Идя в школу, мы брали с собой по яблоку, которое можно было съедать на одной из перемен. Мы не ели каждый свое яблоко, а делили каждое яблоко на три части, чтобы у всех было одинаково. Делить на три равные части не так просто, лучше всего это удавалось мне, почему я получила прозвище «общий наибольший делитель» (мы как раз проходили этот раздел арифметики). Три части получались потому, что Нина ела свое яблоко, которое было предварительно наколото гвоздем. От такого накалывания оно становилось совсем черным, это считалось очень полезным, благодаря образованию яблочно-кислого железа. Нина страдала малокровием и ела такое яблоко в качестве лекарства.

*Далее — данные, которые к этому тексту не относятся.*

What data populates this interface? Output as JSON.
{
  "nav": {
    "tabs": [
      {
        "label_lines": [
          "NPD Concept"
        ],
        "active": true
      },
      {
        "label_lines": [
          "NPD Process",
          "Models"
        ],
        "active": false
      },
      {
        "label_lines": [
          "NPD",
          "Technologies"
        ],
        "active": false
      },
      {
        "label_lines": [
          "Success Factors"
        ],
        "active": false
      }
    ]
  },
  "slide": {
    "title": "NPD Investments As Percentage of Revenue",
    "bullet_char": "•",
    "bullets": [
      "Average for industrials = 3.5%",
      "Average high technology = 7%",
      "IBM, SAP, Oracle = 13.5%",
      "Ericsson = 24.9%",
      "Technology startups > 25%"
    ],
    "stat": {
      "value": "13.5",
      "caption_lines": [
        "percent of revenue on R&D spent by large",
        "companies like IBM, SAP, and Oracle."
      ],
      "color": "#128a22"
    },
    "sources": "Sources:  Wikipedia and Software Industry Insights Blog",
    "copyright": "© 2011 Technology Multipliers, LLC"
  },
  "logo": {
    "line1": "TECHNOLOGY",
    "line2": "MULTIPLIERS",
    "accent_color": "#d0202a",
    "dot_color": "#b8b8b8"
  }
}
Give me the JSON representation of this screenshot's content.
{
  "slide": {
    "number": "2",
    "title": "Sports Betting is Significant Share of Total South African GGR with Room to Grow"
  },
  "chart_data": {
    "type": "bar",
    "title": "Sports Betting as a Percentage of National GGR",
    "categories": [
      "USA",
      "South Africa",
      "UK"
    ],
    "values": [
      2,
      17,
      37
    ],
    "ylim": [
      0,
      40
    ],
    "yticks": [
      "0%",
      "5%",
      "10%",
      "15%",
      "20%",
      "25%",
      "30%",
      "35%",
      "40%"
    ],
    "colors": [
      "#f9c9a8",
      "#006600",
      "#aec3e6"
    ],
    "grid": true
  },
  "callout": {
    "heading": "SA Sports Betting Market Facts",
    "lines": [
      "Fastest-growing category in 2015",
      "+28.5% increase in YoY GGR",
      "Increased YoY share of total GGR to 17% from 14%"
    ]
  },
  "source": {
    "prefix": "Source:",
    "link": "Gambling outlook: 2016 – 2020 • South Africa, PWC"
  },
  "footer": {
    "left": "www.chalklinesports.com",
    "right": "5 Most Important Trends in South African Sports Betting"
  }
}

Кончали мы уроки в двенадцать, на обратном пути мы наблюдали, как закусывали ломовые извозчики; в этом районе было много различных складов, а поэтому и много ломовых извозчиков, которые около двенадцати устраивали перерыв и подкреплялись едой. В Волховском переулке была конная винная лавка, мы наблюдали, как, выходя из нее, извозчик обивал сургуч, которым был запечатан «мерзавчик» (теперешняя «маленькая») о гранитную тумбу у ворот, которая от этого была окрашена в красивый цвет, затем вышибал пробку, стукнув по дну бутылки рукой, и опрокидывал горлышко себе в рот и бросал опорожненную бутылку в угол. Закуску они покупали у «Петра в лавочке», так называлась мелочная лавка рядом с университетской столовой, теперь это здание входит в состав Оптического института. Там, помимо всего прочего, продавали куски пирога из белой муки и с начинкой из гречневой каши. Подходя к дому, мы часто видели, как по ступенькам крыльца спускается извозчик в жилете с красным передом, с кнутом за поясом и откусывает от большого куска такого пирога, а около тротуара стоит, устало опустив голову, запряженная в телегу ломовая лошадь.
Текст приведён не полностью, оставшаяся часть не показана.